O Tribunal Administrativo de Círculo de Lisboa considerou inexistente a continuação da reunião do Conselho de Justiça da FPF de 04 de julho de 2008, que indeferiu os recursos do Boavista FC e do presidente do FC Porto no processo “Apito Final”.
Num acórdão de 06 de maio, a que a agência Lusa teve acesso, o coletivo presidido por Anabela Russo declarou ainda “a eficácia das decisões do presidente do Conselho de Justiça registadas na ‘Ata’” dessa reunião [de 04 de julho de 2008] e “a legalidade da decisão de encerramento” da mesma, “às 17:55”.

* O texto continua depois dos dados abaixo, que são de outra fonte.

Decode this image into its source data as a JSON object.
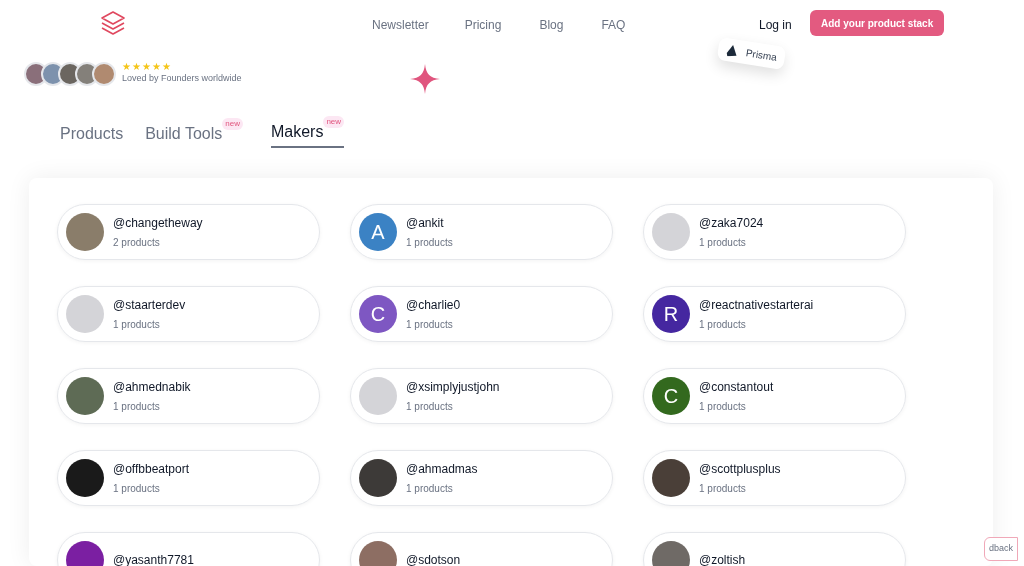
{
  "nav": {
    "links": [
      "Newsletter",
      "Pricing",
      "Blog",
      "FAQ"
    ],
    "login": "Log in",
    "cta": "Add your product stack"
  },
  "social_proof": {
    "stars": 5,
    "text": "Loved by Founders worldwide"
  },
  "floating_badge": {
    "label": "Prisma"
  },
  "tabs": [
    {
      "label": "Products",
      "selected": false
    },
    {
      "label": "Build Tools",
      "selected": false,
      "badge": "new"
    },
    {
      "label": "Makers",
      "selected": true,
      "badge": "new"
    }
  ],
  "makers": [
    {
      "handle": "@changetheway",
      "products": "2 products",
      "kind": "photo"
    },
    {
      "handle": "@ankit",
      "products": "1 products",
      "kind": "letter",
      "letter": "A",
      "color": "#3b82c4"
    },
    {
      "handle": "@zaka7024",
      "products": "1 products",
      "kind": "blank"
    },
    {
      "handle": "@staarterdev",
      "products": "1 products",
      "kind": "blank"
    },
    {
      "handle": "@charlie0",
      "products": "1 products",
      "kind": "letter",
      "letter": "C",
      "color": "#7e57c2"
    },
    {
      "handle": "@reactnativestarterai",
      "products": "1 products",
      "kind": "letter",
      "letter": "R",
      "color": "#4527a0"
    },
    {
      "handle": "@ahmednabik",
      "products": "1 products",
      "kind": "photo"
    },
    {
      "handle": "@xsimplyjustjohn",
      "products": "1 products",
      "kind": "blank"
    },
    {
      "handle": "@constantout",
      "products": "1 products",
      "kind": "letter",
      "letter": "C",
      "color": "#33691e"
    },
    {
      "handle": "@offbbeatport",
      "products": "1 products",
      "kind": "photo"
    },
    {
      "handle": "@ahmadmas",
      "products": "1 products",
      "kind": "photo"
    },
    {
      "handle": "@scottplusplus",
      "products": "1 products",
      "kind": "photo"
    },
    {
      "handle": "@yasanth7781",
      "kind": "letter",
      "color": "#7b1fa2"
    },
    {
      "handle": "@sdotson",
      "kind": "photo"
    },
    {
      "handle": "@zoltish",
      "kind": "photo"
    }
  ],
  "feedback_tab": "dback"
}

Na segunda parte da reunião foram declarados improcedentes os recursos do Boavista e de Pinto da Costa contra as sentenças da Comissão Disciplinar da Liga que, em 09 de maio, puniu o clube com a descida de divisão, por coação a árbitros, e o presidente do FC Porto com dois anos de suspensão, por duas tentativas de corrupção.
Este tribunal de primeira instância decidiu na sequência de uma ação administrativa especial instaurada contra a FPF por Pinto da Costa, na qual pedia a declaração da inexistência da segunda parte da reunião do Conselho de Justiça (CJ), “designadamente no que aconteceu após a decisão do seu encerramento por parte do presidente”.